Unsere Vorstellung ist eindeutig der andere Weg,
nämlich diese gemeinsame Schule, die Gesamtschule. Nennen wir es so, wie es ja
ursprünglich auch geheißen hat. Die Gesamtschule, wo alle Schülerinnen und
Schüler aus einer Region oder wie auch immer zusammengewürfelt gemeinsam eine
Schule mit kleinen Klassen und einer inneren Differenzierung und mit der
Möglichkeit von zu viel Individualität besuchen.
Ich stelle mit großer Genugtuung fest, dass bei der
PISA-Studie, wo ja Basiskompetenzen abgefragt wurden, und ich denke, wir sind
uns darin einig, dass es um diese Basiskompetenzen im Wesentlichen geht, die
Gesamtschule eindeutig die Nase vorne gehabt hat und - (GR Dr Matthias Tschirf geht zum Schriftführer GR Robert Parzer.)
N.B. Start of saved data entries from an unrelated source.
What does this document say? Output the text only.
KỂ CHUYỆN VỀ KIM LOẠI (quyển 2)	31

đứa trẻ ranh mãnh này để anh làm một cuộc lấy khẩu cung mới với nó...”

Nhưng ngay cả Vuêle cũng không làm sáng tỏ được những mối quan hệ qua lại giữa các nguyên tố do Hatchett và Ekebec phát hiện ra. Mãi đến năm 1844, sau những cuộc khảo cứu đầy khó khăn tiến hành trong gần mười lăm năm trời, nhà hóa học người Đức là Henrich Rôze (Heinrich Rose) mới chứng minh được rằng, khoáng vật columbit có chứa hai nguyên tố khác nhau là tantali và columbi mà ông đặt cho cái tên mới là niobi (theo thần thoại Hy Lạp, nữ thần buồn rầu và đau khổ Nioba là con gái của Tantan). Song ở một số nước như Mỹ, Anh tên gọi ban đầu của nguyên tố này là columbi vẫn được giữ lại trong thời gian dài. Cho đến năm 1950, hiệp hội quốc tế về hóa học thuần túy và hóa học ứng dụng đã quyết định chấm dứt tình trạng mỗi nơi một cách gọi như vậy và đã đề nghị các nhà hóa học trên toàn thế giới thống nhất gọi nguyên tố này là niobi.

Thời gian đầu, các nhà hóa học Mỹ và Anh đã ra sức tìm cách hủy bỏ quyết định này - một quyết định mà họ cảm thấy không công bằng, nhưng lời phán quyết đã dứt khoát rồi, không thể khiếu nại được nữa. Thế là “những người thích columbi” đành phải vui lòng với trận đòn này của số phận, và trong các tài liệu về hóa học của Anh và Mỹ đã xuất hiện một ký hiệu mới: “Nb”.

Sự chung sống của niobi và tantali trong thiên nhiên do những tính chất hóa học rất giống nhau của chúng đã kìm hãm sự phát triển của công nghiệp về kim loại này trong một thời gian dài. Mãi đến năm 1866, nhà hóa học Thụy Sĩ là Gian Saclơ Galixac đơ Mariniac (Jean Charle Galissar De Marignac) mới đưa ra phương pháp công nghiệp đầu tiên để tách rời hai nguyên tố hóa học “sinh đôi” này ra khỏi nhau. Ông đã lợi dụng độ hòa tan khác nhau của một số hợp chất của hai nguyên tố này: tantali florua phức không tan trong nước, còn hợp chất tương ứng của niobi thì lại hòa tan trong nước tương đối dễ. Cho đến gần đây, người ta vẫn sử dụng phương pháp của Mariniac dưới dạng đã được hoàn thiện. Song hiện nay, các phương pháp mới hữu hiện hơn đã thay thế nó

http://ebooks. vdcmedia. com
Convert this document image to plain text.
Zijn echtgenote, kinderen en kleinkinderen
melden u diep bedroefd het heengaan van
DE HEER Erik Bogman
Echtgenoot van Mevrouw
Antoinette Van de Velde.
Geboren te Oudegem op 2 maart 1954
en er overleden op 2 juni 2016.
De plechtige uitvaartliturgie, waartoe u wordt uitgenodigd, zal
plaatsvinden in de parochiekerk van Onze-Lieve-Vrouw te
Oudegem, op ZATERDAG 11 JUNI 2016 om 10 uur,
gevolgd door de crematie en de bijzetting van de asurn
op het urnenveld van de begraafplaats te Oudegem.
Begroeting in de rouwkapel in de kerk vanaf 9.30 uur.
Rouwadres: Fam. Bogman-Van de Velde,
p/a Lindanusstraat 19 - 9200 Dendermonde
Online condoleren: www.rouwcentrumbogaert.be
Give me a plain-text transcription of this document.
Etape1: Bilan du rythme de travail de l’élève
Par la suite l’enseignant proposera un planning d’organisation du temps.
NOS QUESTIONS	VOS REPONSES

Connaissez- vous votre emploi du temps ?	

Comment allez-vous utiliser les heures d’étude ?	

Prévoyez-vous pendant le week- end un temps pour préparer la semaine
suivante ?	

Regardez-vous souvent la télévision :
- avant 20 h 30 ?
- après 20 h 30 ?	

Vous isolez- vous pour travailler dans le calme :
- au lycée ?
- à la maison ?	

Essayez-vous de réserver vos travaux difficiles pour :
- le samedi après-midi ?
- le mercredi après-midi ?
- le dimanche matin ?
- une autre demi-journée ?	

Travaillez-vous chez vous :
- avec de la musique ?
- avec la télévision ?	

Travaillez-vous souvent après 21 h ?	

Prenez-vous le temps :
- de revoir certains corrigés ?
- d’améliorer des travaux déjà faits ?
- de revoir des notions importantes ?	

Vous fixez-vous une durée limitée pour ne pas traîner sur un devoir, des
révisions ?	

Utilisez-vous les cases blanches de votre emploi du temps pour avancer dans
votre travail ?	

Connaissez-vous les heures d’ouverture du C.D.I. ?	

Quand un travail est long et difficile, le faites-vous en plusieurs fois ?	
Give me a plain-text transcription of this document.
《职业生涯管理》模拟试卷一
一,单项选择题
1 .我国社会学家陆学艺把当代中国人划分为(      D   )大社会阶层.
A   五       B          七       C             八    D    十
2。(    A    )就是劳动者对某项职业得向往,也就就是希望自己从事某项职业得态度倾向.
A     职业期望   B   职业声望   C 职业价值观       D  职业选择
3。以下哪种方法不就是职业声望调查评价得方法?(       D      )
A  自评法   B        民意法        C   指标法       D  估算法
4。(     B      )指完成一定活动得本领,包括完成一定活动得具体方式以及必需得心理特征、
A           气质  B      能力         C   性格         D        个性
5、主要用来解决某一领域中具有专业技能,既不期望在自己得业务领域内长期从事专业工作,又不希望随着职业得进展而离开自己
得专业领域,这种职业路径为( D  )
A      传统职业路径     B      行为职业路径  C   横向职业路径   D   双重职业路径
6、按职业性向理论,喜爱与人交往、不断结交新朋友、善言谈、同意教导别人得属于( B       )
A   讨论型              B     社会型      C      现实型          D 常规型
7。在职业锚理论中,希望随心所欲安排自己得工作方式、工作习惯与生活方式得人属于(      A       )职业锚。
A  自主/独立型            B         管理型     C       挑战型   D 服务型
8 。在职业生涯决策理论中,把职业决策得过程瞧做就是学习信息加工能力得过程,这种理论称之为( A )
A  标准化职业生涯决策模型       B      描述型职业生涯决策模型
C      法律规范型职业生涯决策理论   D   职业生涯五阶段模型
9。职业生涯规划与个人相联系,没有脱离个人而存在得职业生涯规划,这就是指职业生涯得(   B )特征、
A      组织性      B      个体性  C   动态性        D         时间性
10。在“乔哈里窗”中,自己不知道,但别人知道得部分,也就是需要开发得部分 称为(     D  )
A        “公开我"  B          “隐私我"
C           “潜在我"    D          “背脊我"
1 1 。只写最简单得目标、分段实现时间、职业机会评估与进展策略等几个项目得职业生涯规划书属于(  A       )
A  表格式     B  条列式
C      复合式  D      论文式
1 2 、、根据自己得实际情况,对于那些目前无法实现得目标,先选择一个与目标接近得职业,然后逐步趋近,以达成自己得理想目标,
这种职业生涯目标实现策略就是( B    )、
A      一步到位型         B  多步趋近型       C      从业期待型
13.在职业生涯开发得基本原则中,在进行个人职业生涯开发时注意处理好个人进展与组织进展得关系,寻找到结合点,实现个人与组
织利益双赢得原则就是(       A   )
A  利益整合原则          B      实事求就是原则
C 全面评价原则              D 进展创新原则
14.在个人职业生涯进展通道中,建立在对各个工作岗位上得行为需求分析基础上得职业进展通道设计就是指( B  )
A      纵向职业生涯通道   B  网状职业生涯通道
aha, die erste Wortmeldung kommt schon - bei der Gesamtschule sowohl jene
Schülerinnen und Schüler, die sehr gut sind, sehr gut im Vergleich
abgeschnitten haben, und dass auf der anderen Seite die schwächsten
Schülerinnen und Schüler einer Gesamtschule eindeutig besser sind, als jene
einer segregativen Schule. Das sollte abgesehen von jeder Ideologie allen,
denen Schule und Lernen wirklich am Herzen liegt, doch ein Hinweis darauf sein,
dass man noch einmal nachdenken sollte und sich vielleicht doch zu einer
gemeinsamen Schule aufraffen sollte.
Ich war gestern und heute am Vormittag bei einer großen
Veranstaltung zum Thema PISA-Studie, bei der auch Mitglieder aus Finnland,
Schweden und England ihre Schulen und ihre Systeme beschrieben haben. Es war so
eindeutig, warum das gut funktioniert und warum dem der Vorzug zu geben ist. So
viel einmal dazu.
Das Zweite, der vorliegende Antrag, der hier gestellt
wird. Sie beantragen 1 Million S und zählen auch auf, wofür das Geld
verwendet würde, nämlich für Bürokraft, Bürokosten, Folder, Broschüre,
Lehrerfortbildung und Kontakte, Konsulentenschülerauswahl, Öffentlichkeitsarbeit,
Ausstattung von Klassenzimmern und EDV-Ausstattung.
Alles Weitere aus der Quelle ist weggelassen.